Des "cabinets refuges" au barreau de Paris. Engagée auprès du plus grand barreau d'Europe, cette avocate résolument optimiste a ainsi milité - avec succès - pour mettre en place un réseau de "cabinets refuges" pour les élèves-avocats. "Dès qu'il y aura des faits de harcèlement dénoncés par des stagiaires, on pourra tout de suite les exfiltrer de leur cabinet et leur permettre de poursuivre leur stage ailleurs", explique la jeune trentenaire. "Et lorsqu'un confrère a été condamné disciplinairement  pour des faits de harcèlement sexuel, il ne pourra plus être maître de stage", complète-t-elle. La mesure, pour l'instant réservée au seul barreau de Paris – qui regroupe néanmoins plus de 29.000 avocats, soit presque la moitié de la profession en France -, pourrait trouver un certain écho au niveau national, où plusieurs actions ont été présentées jeudi 8 mars, à l'occasion de la Journée internationale du droit des femmes, en présence de la ministre de la Justice Nicole Belloubet.

Former, accompagner, sanctionner

Sensibiliser l'ensemble du métier. Le Conseil national des barreaux entend ainsi, dès l'école d'avocats, lancer tout un programme de formation pour éduquer la profession au principe d'égalité. Au barreau de Paris, une campagne visant à sensibiliser l'ensemble des avocats a même été lancée sur les réseaux sociaux.

Des référents pour plus de protection. Au niveau national, la commission Égalité s'apprête aussi à créer un référent au sein des institutions, des barreaux, de l'EFB, du CNB, voire même à l'intérieur des gros cabinets, afin de permettre aux collaboratrices victimes de harcèlement, de violences, de propos sexistes, d'avoir un interlocuteur à qui parler.
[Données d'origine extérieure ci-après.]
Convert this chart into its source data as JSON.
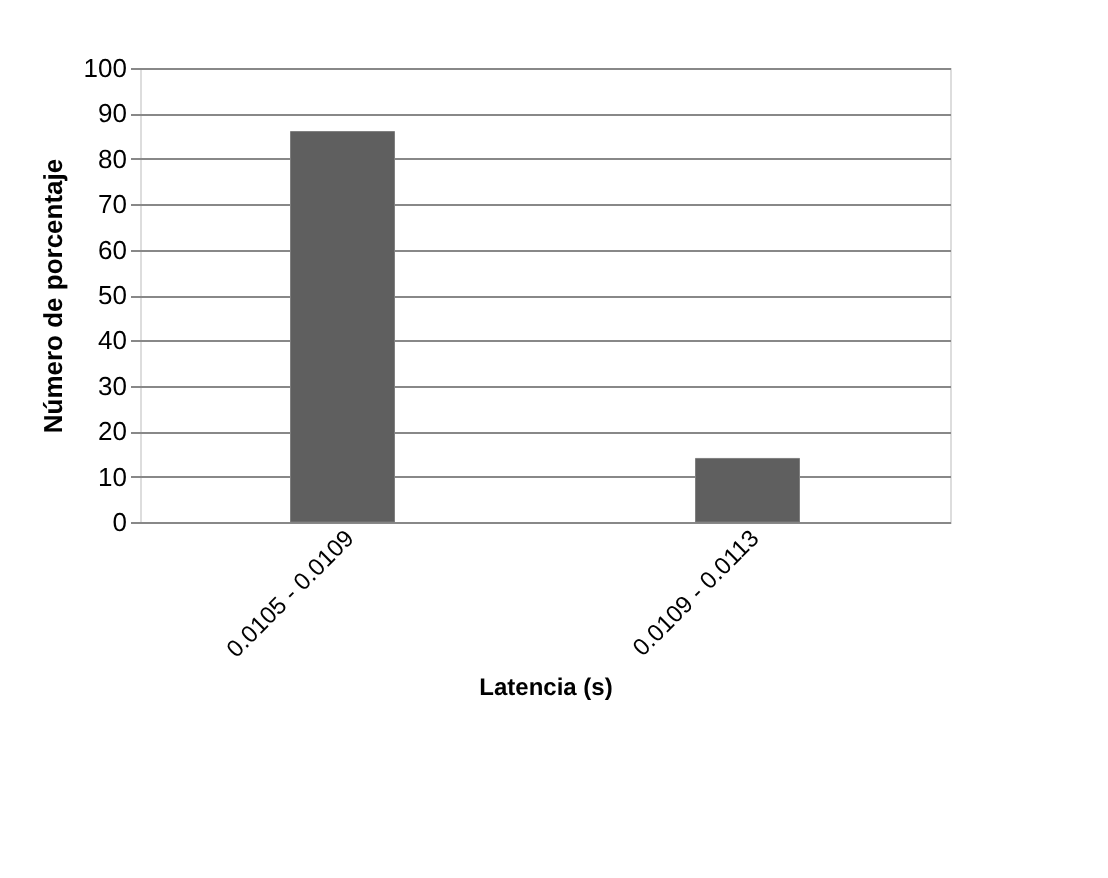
{
  "chart_data": {
    "type": "bar",
    "xlabel": "Latencia (s)",
    "ylabel": "Número  de  porcentaje",
    "categories": [
      "0.0105 - 0.0109",
      "0.0109 - 0.0113"
    ],
    "values": [
      86,
      14
    ],
    "color": "#5f5f5f",
    "ylim": [
      0,
      100
    ],
    "yticks": [
      0,
      10,
      20,
      30,
      40,
      50,
      60,
      70,
      80,
      90,
      100
    ],
    "grid": "y"
  }
}
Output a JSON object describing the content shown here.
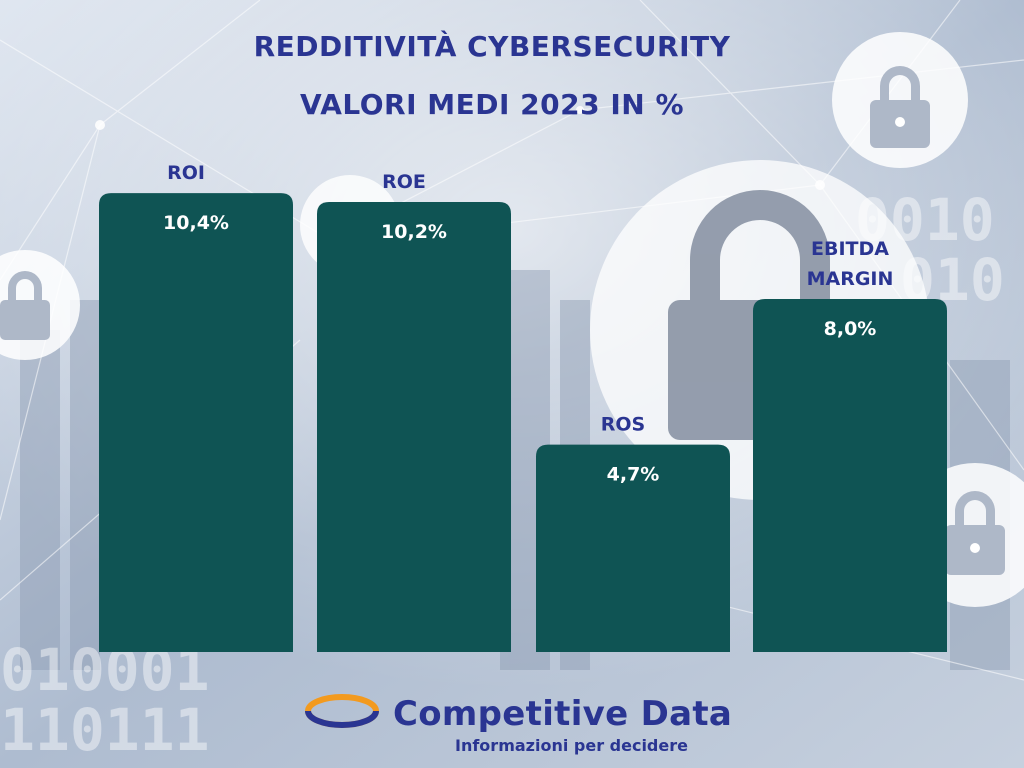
{
  "title_line1": "REDDITIVITÀ CYBERSECURITY",
  "title_line2": "VALORI MEDI 2023 IN %",
  "colors": {
    "bar": "#0f5454",
    "label": "#2a3592",
    "value_text": "#ffffff",
    "logo_orange": "#f39a1e",
    "logo_blue": "#2a3592"
  },
  "chart_data": {
    "type": "bar",
    "categories": [
      [
        "ROI"
      ],
      [
        "ROE"
      ],
      [
        "ROS"
      ],
      [
        "EBITDA",
        "MARGIN"
      ]
    ],
    "values": [
      10.4,
      10.2,
      4.7,
      8.0
    ],
    "value_labels": [
      "10,4%",
      "10,2%",
      "4,7%",
      "8,0%"
    ],
    "ylim": [
      0,
      13.6
    ],
    "grid": false,
    "legend": false
  },
  "brand": {
    "name": "Competitive Data",
    "tagline": "Informazioni per decidere"
  }
}
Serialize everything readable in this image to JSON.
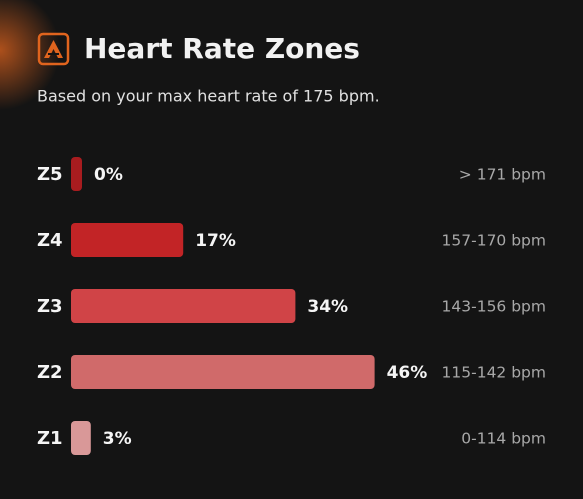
{
  "chart_data": {
    "type": "bar",
    "orientation": "horizontal",
    "title": "Heart Rate Zones",
    "subtitle": "Based on your max heart rate of 175 bpm.",
    "categories": [
      "Z5",
      "Z4",
      "Z3",
      "Z2",
      "Z1"
    ],
    "values": [
      0,
      17,
      34,
      46,
      3
    ],
    "value_labels": [
      "0%",
      "17%",
      "34%",
      "46%",
      "3%"
    ],
    "range_labels": [
      "> 171 bpm",
      "157-170 bpm",
      "143-156 bpm",
      "115-142 bpm",
      "0-114 bpm"
    ],
    "colors": [
      "#a81c1f",
      "#c22426",
      "#d04447",
      "#d06a6a",
      "#d99898"
    ]
  }
}
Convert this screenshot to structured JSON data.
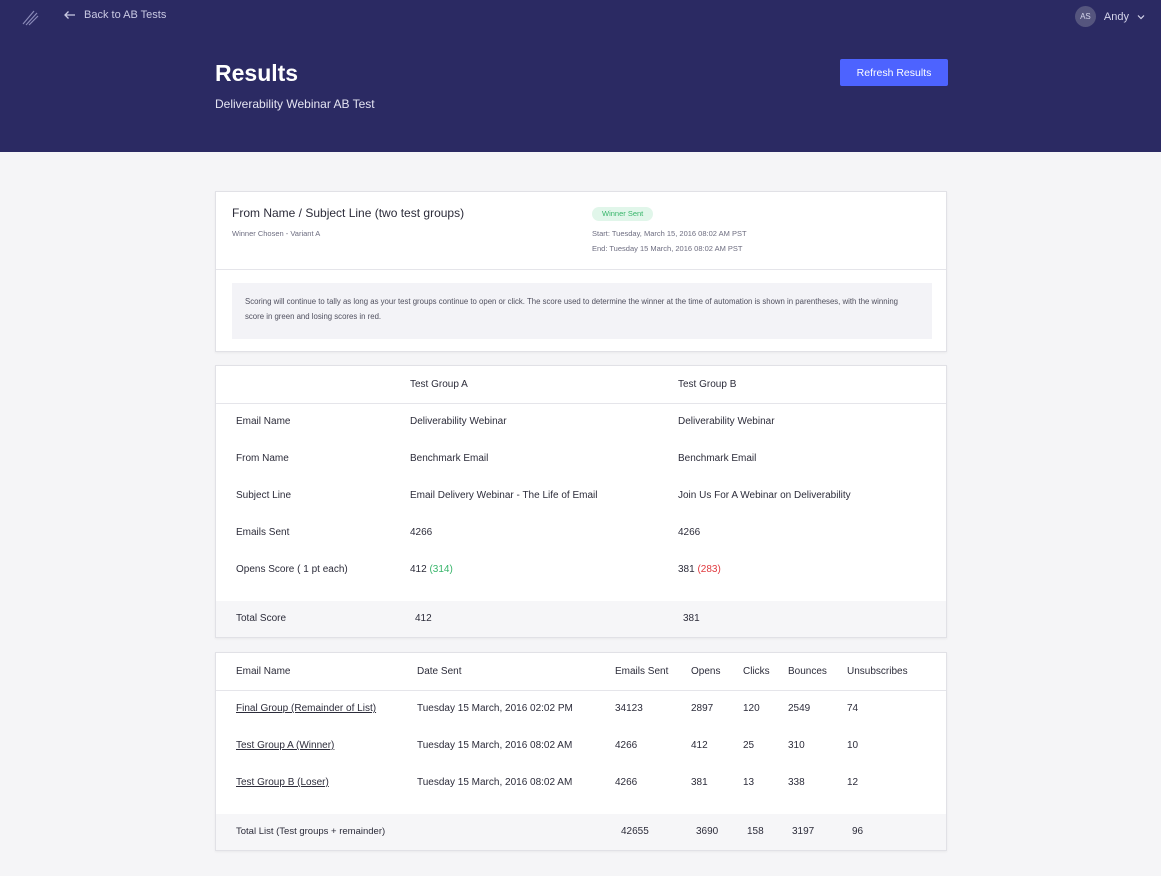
{
  "header": {
    "back_label": "Back to AB Tests",
    "user_initials": "AS",
    "user_name": "Andy",
    "title": "Results",
    "subtitle": "Deliverability Webinar AB Test",
    "refresh_label": "Refresh Results"
  },
  "summary": {
    "test_title": "From Name / Subject Line (two test groups)",
    "winner_chosen": "Winner Chosen - Variant A",
    "status_badge": "Winner Sent",
    "start": "Start: Tuesday, March 15, 2016 08:02 AM PST",
    "end": "End: Tuesday 15 March, 2016 08:02 AM PST",
    "notice": "Scoring will continue to tally as long as your test groups continue to open or click. The score used to determine the winner at the time of automation is shown in parentheses, with the winning score in green and losing scores in red."
  },
  "comparison": {
    "columns": [
      "Test Group A",
      "Test Group B"
    ],
    "rows": [
      {
        "label": "Email Name",
        "a": "Deliverability Webinar",
        "b": "Deliverability Webinar"
      },
      {
        "label": "From Name",
        "a": "Benchmark Email",
        "b": "Benchmark Email"
      },
      {
        "label": "Subject Line",
        "a": "Email Delivery Webinar - The Life of Email",
        "b": "Join Us For A Webinar on Deliverability"
      },
      {
        "label": "Emails Sent",
        "a": "4266",
        "b": "4266"
      }
    ],
    "opens_score": {
      "label": "Opens Score ( 1 pt each)",
      "a": "412",
      "a_score": "(314)",
      "b": "381",
      "b_score": "(283)"
    },
    "total": {
      "label": "Total Score",
      "a": "412",
      "b": "381"
    }
  },
  "results_table": {
    "headers": [
      "Email Name",
      "Date Sent",
      "Emails Sent",
      "Opens",
      "Clicks",
      "Bounces",
      "Unsubscribes"
    ],
    "rows": [
      [
        "Final Group (Remainder of List)",
        "Tuesday 15 March, 2016 02:02 PM",
        "34123",
        "2897",
        "120",
        "2549",
        "74"
      ],
      [
        "Test Group A (Winner)",
        "Tuesday 15 March, 2016 08:02 AM",
        "4266",
        "412",
        "25",
        "310",
        "10"
      ],
      [
        "Test Group B (Loser)",
        "Tuesday 15 March, 2016 08:02 AM",
        "4266",
        "381",
        "13",
        "338",
        "12"
      ]
    ],
    "total": [
      "Total List (Test groups + remainder)",
      "42655",
      "3690",
      "158",
      "3197",
      "96"
    ]
  },
  "colors": {
    "header_bg": "#2b2a63",
    "accent": "#4d63ff",
    "winner_green": "#37b56a",
    "loser_red": "#e0393e"
  }
}
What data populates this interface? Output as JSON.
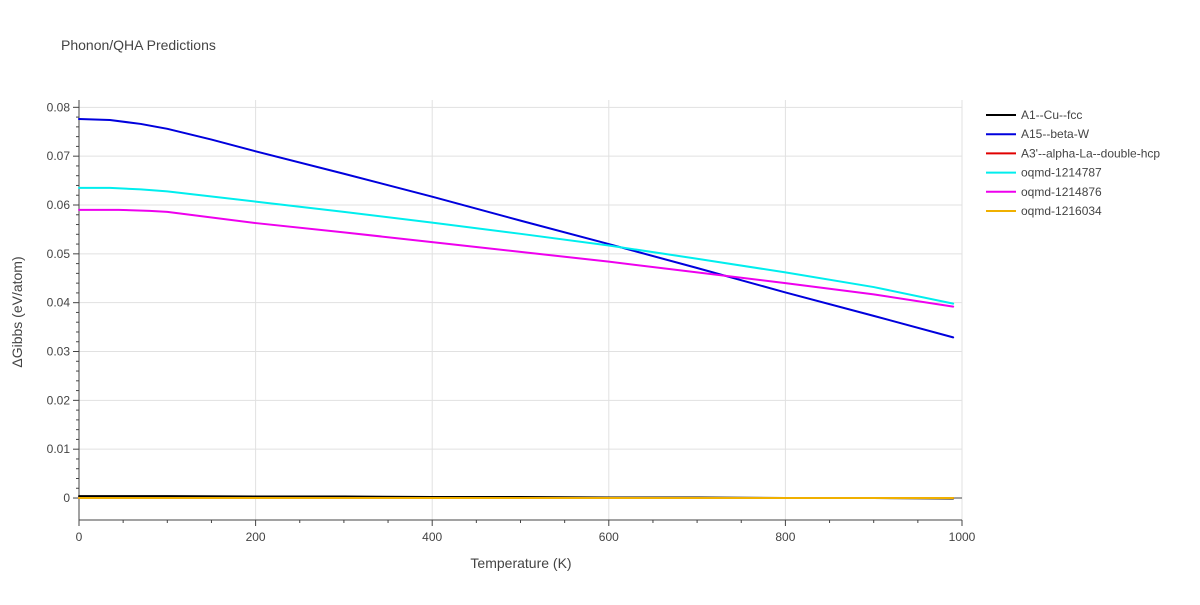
{
  "chart_data": {
    "type": "line",
    "title": "Phonon/QHA Predictions",
    "xlabel": "Temperature (K)",
    "ylabel": "ΔGibbs (eV/atom)",
    "xlim": [
      0,
      1000
    ],
    "ylim": [
      -0.0045,
      0.0815
    ],
    "x_ticks": [
      0,
      200,
      400,
      600,
      800,
      1000
    ],
    "y_ticks": [
      0,
      0.01,
      0.02,
      0.03,
      0.04,
      0.05,
      0.06,
      0.07,
      0.08
    ],
    "x_tick_labels": [
      "0",
      "200",
      "400",
      "600",
      "800",
      "1000"
    ],
    "y_tick_labels": [
      "0",
      "0.01",
      "0.02",
      "0.03",
      "0.04",
      "0.05",
      "0.06",
      "0.07",
      "0.08"
    ],
    "grid": true,
    "legend_position": "top-right",
    "series": [
      {
        "name": "A1--Cu--fcc",
        "color": "#000000",
        "x": [
          0,
          100,
          200,
          300,
          400,
          500,
          600,
          700,
          800,
          900,
          990
        ],
        "y": [
          0.0004,
          0.0004,
          0.0003,
          0.0003,
          0.0002,
          0.0002,
          0.0001,
          0.0001,
          0.0,
          0.0,
          -0.0001
        ]
      },
      {
        "name": "A15--beta-W",
        "color": "#0000dd",
        "x": [
          0,
          35,
          70,
          100,
          150,
          200,
          300,
          400,
          500,
          600,
          700,
          800,
          900,
          990
        ],
        "y": [
          0.0776,
          0.0774,
          0.0766,
          0.0756,
          0.0734,
          0.071,
          0.0664,
          0.0617,
          0.0568,
          0.052,
          0.0471,
          0.0421,
          0.0373,
          0.0329
        ]
      },
      {
        "name": "A3'--alpha-La--double-hcp",
        "color": "#e00000",
        "x": [
          0,
          200,
          400,
          600,
          800,
          990
        ],
        "y": [
          0.0,
          0.0,
          0.0,
          0.0,
          0.0,
          0.0
        ]
      },
      {
        "name": "oqmd-1214787",
        "color": "#00eeee",
        "x": [
          0,
          35,
          70,
          100,
          200,
          300,
          400,
          500,
          600,
          700,
          800,
          900,
          990
        ],
        "y": [
          0.0635,
          0.0635,
          0.0632,
          0.0628,
          0.0607,
          0.0586,
          0.0564,
          0.0541,
          0.0517,
          0.049,
          0.0462,
          0.0432,
          0.0398
        ]
      },
      {
        "name": "oqmd-1214876",
        "color": "#ee00ee",
        "x": [
          0,
          45,
          80,
          100,
          200,
          300,
          400,
          500,
          600,
          700,
          800,
          900,
          990
        ],
        "y": [
          0.059,
          0.059,
          0.0588,
          0.0586,
          0.0563,
          0.0544,
          0.0524,
          0.0504,
          0.0484,
          0.0462,
          0.044,
          0.0417,
          0.0392
        ]
      },
      {
        "name": "oqmd-1216034",
        "color": "#f0b000",
        "x": [
          0,
          200,
          400,
          600,
          800,
          990
        ],
        "y": [
          0.0,
          0.0,
          0.0,
          0.0,
          0.0,
          0.0
        ]
      }
    ]
  }
}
Et cela sous le sceau de la confidentialité. "C'est lourd pour une victime de porter la plainte. Parfois elle veut bien témoigner, raconter ce qui se passe, mais pas vraiment être à l'initiative de la sanction disciplinaire", appuie Valence Borgia. Lorsque les référents seront saisis d'une multiplicité de témoignages à l'égard d'un collaborateur, ils iront donc en référer directement au bâtonnier. "C'est quand même mieux pour les victimes. On ne pourra pas leur reprocher d'avoir elles-mêmes saisi l'ordre", poursuit-elle.

" Le secret des condamnations encourage l'impunité "

Des sanctions connues de tous. La présidente du Conseil national des barreaux veut enfin écrire aux bâtonniers pour les exhorter à poursuivre les avocats qui ont des comportements déplacés, voire délinquants. Avant de publier ces sanctions. "On pense que ça peut dissuader un certain nombre de comportements, parce que les avocats sont très attachés à leur image", décrypte Aminata Niakaté. "Et le secret de ces condamnations encourage l'impunité". À l'Union des jeunes avocats, on se souvient notamment d'un cas où une consœur dénonçait un harcèlement sexuel caractérisé. Son témoignage avait beau être corroboré par plusieurs récits concordants, son agresseur n’avait alors écopé que d’une "admonestation paternelle". "Désormais, on aura peut-être des sanctions plus adaptées. La publicité qui en sera faite peut éventuellement mettre une épée de Damoclès au-dessus de la tête de certains et freiner des ardeurs malvenues", répète encore la présidente de la commission Égalité.

"On a atteint le point de bascule"

Ce volontarisme prouve au moins une chose : la profession a visiblement pris conscience du problème. "Ça fait un an ou deux ans que ça monte, et je crois que la cocotte-minute est en train d'exploser", note Aminata Niakaté, qui s'est battue il y a trois ans pour mettre en place la commission Égalité au sein du CNB. "Aujourd'hui, ce ne serait même plus un sujet", estime-t-elle. Car en peu de temps, beaucoup de choses ont changé : "Paye ta robe a agi comme un premier révélateur, puis il y a eu l'affaire Denis Baupin, l'affaire Weinstein…", liste l'avocate, qui évoque aussi "un alignement des planètes favorable". Pour la toute première fois, le Conseil national du barreau est dirigé par une femme, depuis janvier. La bâtonnière de Paris en est une aussi.

Et Valence Borgia de conclure : "Je pense qu'on a atteint le point de bascule entre les réflexes archaïques anciens et les envies, les inclinaisons de la nouvelle génération, hommes et femmes confondus, qui ne supporte plus ce qu'il se passait auparavant dans les secrets des cabinets".